Use SNS for simple fan-out where all subscribers get the same event (or basic attribute filtering). Use EventBridge when you need content-based filtering on any field in the event body, schema discovery, archive/replay, cross-account routing, or SaaS integration. EventBridge is more powerful; SNS is simpler and cheaper for basic pub/sub.
Should I use Step Functions or choreography (distributed events)?
Use Step Functions (orchestration) when you need clear visibility into workflow state, error handling with compensation (saga), and centralized control. Use choreography when services are independently developed/deployed by different teams and you want maximum autonomy.

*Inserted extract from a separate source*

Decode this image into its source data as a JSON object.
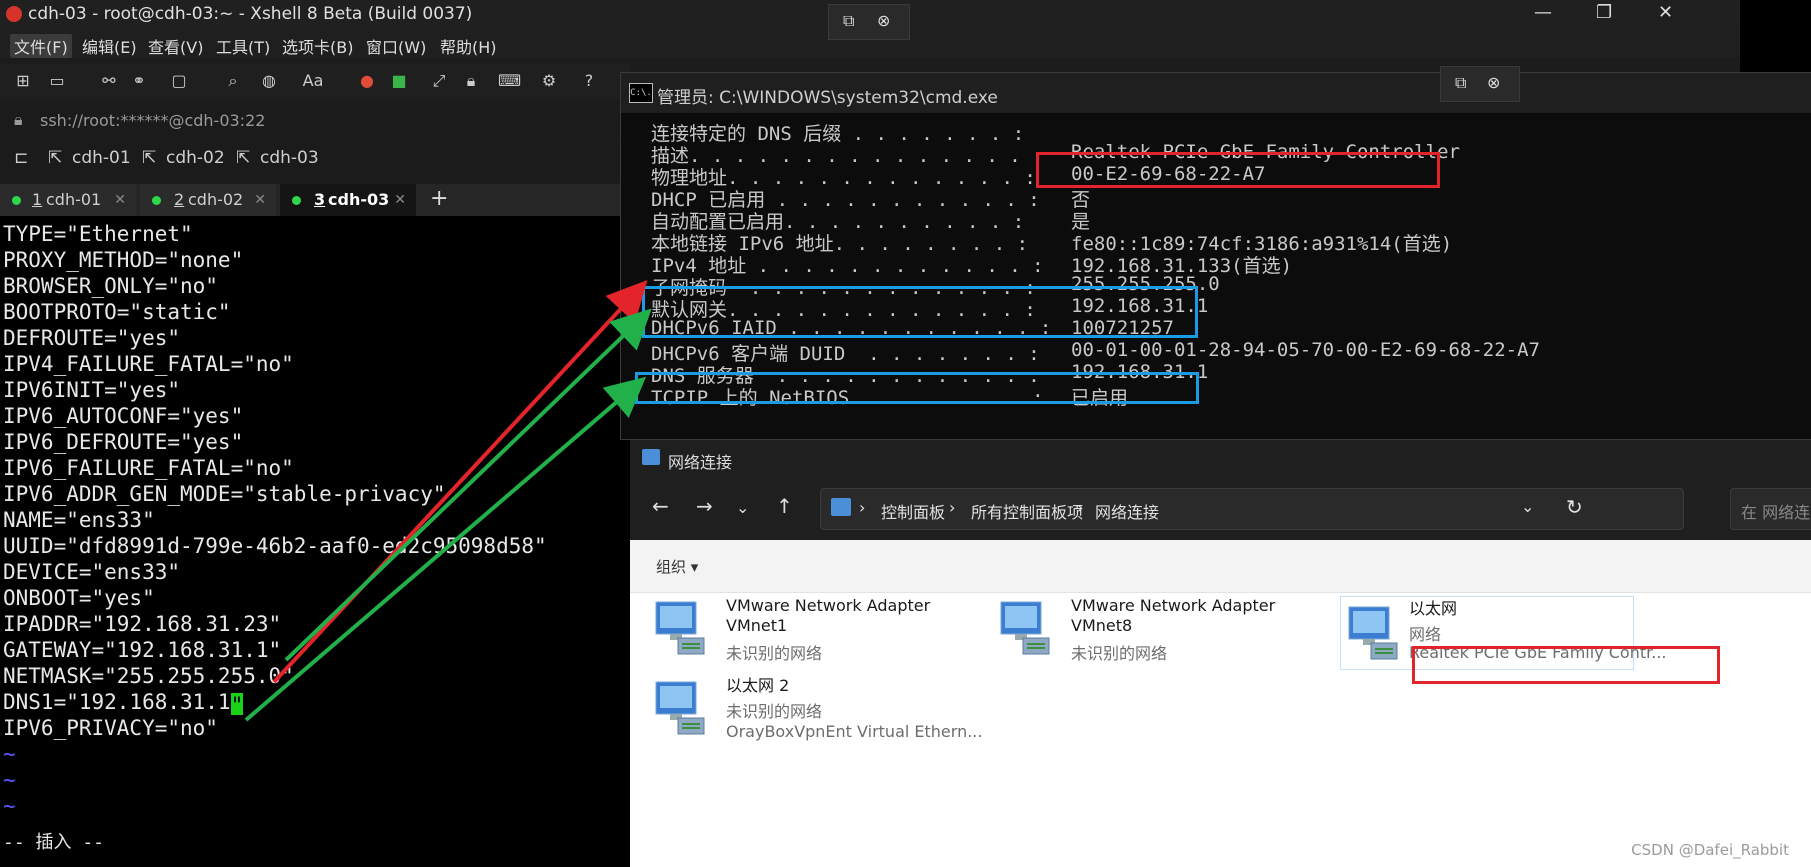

Orchestration is easier to debug; choreography scales organizational independence.
How do I handle poison messages in event-driven systems?
Configure a Dead Letter Queue (DLQ) with maxReceiveCount on SQS queues. After N failed processing attempts, the message moves to the DLQ. Set CloudWatch alarms on DLQ message count. Investigate and replay from DLQ after fixing the issue. For EventBridge, use Archive+Replay for recovery.